One had stood since 1982. It was in the 500 freestyle. Junior Andie Nadeau rewrote it with a first-place time of 5:18.88 at the CCC West championship.

At the same meet, Nadeau broke her own school record in the winning the 200 free in 1:58.40. Nadeau lowered it yet again with a 1:57.08 at the Class LL meet.

For these records, and for swimming on the 200 and 400 freestyle relays that both won CCC West titles and advanced through Class LL to the State Open, Nadeau returns to the All-RJ team for a second straight year.

So does fellow junior Meghan Hammarlund. A standout since she was a freshman, Hammarlund punctuated her junior campaign with two program records and All-State recognition.
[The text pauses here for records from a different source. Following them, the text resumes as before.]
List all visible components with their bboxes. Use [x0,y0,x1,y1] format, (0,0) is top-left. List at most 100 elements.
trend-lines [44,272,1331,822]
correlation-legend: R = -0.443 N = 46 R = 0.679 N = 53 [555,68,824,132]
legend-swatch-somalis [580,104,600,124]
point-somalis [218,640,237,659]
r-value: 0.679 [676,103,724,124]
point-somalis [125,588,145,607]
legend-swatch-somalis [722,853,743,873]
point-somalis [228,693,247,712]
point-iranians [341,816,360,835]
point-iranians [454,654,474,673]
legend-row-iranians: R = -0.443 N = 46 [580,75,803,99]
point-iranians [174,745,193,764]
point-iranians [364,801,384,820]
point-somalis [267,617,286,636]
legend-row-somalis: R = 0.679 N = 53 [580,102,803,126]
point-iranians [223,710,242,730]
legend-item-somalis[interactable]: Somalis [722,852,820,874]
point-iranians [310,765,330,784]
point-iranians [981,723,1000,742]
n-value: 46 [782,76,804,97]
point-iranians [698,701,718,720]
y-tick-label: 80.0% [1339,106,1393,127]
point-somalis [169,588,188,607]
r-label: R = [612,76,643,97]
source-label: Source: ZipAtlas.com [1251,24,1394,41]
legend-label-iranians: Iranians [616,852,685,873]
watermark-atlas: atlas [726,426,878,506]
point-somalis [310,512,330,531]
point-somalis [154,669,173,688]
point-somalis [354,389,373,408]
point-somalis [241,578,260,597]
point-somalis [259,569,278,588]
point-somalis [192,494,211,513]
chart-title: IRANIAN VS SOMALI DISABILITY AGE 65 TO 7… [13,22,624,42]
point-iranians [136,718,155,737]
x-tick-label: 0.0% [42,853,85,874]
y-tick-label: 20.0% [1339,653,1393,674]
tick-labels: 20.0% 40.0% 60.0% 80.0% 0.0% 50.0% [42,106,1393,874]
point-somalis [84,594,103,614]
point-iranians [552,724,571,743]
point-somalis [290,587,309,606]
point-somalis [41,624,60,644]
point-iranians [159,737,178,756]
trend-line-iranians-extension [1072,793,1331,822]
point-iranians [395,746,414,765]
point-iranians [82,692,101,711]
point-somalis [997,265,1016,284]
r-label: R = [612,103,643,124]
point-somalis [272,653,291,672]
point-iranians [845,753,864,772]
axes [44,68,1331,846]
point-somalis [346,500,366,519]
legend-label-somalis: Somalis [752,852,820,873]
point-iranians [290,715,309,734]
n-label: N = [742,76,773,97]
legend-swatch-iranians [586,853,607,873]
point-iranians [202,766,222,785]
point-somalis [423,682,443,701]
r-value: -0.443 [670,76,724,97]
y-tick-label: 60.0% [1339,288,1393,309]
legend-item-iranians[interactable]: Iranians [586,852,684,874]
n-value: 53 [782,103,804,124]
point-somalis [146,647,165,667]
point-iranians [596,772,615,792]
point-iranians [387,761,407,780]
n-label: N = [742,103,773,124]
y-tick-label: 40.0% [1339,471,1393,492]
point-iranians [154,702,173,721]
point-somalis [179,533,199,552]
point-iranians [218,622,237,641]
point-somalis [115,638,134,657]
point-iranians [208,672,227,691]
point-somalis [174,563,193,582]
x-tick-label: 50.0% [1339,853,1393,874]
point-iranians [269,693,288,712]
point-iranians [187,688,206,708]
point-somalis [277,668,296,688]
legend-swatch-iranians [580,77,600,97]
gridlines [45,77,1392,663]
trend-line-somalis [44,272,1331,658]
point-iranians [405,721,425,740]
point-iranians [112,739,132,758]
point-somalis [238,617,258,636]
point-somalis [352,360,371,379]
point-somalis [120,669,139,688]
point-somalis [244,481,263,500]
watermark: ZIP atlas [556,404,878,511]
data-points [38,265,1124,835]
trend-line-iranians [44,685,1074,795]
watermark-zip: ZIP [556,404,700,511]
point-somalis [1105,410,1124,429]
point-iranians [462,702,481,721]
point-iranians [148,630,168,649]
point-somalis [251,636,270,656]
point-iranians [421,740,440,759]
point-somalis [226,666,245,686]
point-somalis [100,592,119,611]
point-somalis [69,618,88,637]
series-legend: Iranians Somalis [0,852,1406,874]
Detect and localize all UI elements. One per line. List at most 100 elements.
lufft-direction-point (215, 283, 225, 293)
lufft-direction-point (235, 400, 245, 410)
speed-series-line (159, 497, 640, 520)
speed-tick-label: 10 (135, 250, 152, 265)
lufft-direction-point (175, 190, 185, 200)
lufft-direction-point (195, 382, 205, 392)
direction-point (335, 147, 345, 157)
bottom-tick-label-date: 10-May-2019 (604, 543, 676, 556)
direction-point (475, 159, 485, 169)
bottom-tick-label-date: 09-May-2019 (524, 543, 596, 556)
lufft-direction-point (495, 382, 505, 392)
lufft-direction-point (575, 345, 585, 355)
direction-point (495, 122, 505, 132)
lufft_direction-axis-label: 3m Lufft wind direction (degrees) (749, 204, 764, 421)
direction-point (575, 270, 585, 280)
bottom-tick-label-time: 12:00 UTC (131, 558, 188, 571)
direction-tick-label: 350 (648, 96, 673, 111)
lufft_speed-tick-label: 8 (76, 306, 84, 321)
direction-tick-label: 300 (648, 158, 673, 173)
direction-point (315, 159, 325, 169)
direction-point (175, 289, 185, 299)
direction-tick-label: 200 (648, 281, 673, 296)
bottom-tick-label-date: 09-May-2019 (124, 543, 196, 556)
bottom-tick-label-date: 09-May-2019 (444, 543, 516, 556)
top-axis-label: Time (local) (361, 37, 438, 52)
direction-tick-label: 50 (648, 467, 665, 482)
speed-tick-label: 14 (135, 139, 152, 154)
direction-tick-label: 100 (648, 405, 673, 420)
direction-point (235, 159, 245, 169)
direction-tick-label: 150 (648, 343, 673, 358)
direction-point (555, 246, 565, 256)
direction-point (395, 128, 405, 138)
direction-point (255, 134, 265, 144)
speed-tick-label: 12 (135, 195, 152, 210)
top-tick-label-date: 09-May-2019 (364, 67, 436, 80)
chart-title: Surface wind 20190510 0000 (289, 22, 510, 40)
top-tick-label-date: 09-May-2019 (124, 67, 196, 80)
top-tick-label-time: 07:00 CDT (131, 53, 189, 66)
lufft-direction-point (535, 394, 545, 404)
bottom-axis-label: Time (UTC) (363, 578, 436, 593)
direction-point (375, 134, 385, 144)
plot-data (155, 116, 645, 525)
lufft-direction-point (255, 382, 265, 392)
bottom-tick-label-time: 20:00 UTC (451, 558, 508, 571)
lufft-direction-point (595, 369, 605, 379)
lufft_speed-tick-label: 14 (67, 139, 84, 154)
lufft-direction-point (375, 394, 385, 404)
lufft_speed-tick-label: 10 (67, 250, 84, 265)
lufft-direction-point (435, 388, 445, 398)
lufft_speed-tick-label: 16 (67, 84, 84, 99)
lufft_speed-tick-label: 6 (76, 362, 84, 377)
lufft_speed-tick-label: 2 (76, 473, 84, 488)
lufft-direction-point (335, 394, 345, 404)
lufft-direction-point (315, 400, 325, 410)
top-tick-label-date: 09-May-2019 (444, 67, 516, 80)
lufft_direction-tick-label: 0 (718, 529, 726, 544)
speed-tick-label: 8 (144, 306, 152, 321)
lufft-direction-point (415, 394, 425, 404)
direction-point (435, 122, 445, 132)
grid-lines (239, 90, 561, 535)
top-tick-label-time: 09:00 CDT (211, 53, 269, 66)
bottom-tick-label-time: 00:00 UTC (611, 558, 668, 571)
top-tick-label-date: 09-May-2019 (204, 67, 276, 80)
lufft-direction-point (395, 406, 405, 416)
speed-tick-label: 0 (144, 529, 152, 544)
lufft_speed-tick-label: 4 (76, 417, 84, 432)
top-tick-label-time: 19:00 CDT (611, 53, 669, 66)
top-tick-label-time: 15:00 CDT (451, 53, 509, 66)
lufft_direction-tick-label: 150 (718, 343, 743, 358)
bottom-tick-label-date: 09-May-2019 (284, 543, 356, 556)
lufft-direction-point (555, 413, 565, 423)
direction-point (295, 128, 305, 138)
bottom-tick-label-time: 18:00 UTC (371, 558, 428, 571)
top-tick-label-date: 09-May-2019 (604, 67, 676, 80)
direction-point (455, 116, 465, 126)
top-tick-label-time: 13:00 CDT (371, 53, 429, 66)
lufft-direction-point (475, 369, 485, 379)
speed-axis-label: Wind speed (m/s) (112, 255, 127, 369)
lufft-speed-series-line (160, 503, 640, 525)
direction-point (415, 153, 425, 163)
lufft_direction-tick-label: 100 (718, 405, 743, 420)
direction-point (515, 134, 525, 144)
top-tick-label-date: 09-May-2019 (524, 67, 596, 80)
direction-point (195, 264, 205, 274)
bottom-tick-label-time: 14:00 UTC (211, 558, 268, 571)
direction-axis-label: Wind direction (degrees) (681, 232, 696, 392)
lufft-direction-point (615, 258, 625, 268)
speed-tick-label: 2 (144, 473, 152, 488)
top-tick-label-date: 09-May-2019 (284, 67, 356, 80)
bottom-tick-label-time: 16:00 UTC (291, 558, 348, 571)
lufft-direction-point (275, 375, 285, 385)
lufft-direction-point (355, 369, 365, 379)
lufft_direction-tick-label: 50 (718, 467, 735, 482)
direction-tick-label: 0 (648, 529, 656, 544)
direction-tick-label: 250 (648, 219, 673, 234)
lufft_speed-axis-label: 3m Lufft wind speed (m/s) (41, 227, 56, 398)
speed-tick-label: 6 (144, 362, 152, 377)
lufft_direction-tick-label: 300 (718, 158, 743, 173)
The records were her own and they were re-set at the State Open: 58:19 in the 100 butterfly and 58.90 in the 100 backstroke.

Hammarlund was the CCC West champ in the backstroke. She was All-State in the butterfly.

Hammarlund also swam on the 200 medley and 400 freestyle relay teams that won CCC West titles and ultimately advanced to State Open.

That 400 free relay swam a school-record 3:41.41 at the Open. One of its members was Gianna Perugini.

A senior who didn’t start swimming competitively until she was a sophomore, Perugini simply blossomed this fall. She was the 50 and 100 freestyle sprint champ in the CCC West and she was on the conference 200 and 400 champion freestyle relay teams that went on to the State Open.

If anyone in the R-J coverage area warrants a Most Improved Swimmer award for the span of a career, it’s Gianna Perugini.

Southington also had four Honorable Mentions:

■Sarah Meade, sr.: The team’s toughest swimmer and also its scholar-athlete, Meade battled through a shoulder injury to reach the State Open with the 200 medley and 200 free relays.■Jenna Famiglietti & Maddie Symecko: The two juniors swam with Meade and Hammarlund on the CCC West champion medley relay. Individually, Famiglietti was second in the breaststroke in the CCC West and Symecko was second in the backstroke.■Emma Jekubovich, fr.: It seemed all of our girls swim teams had quality freshmen this year, and Emma Jekubovich was the top newcomer for Southington. Jekubovich was on both freestyle relays, which means she was part of two conference championships and a school record at the Open. Consider it the start of the next wave.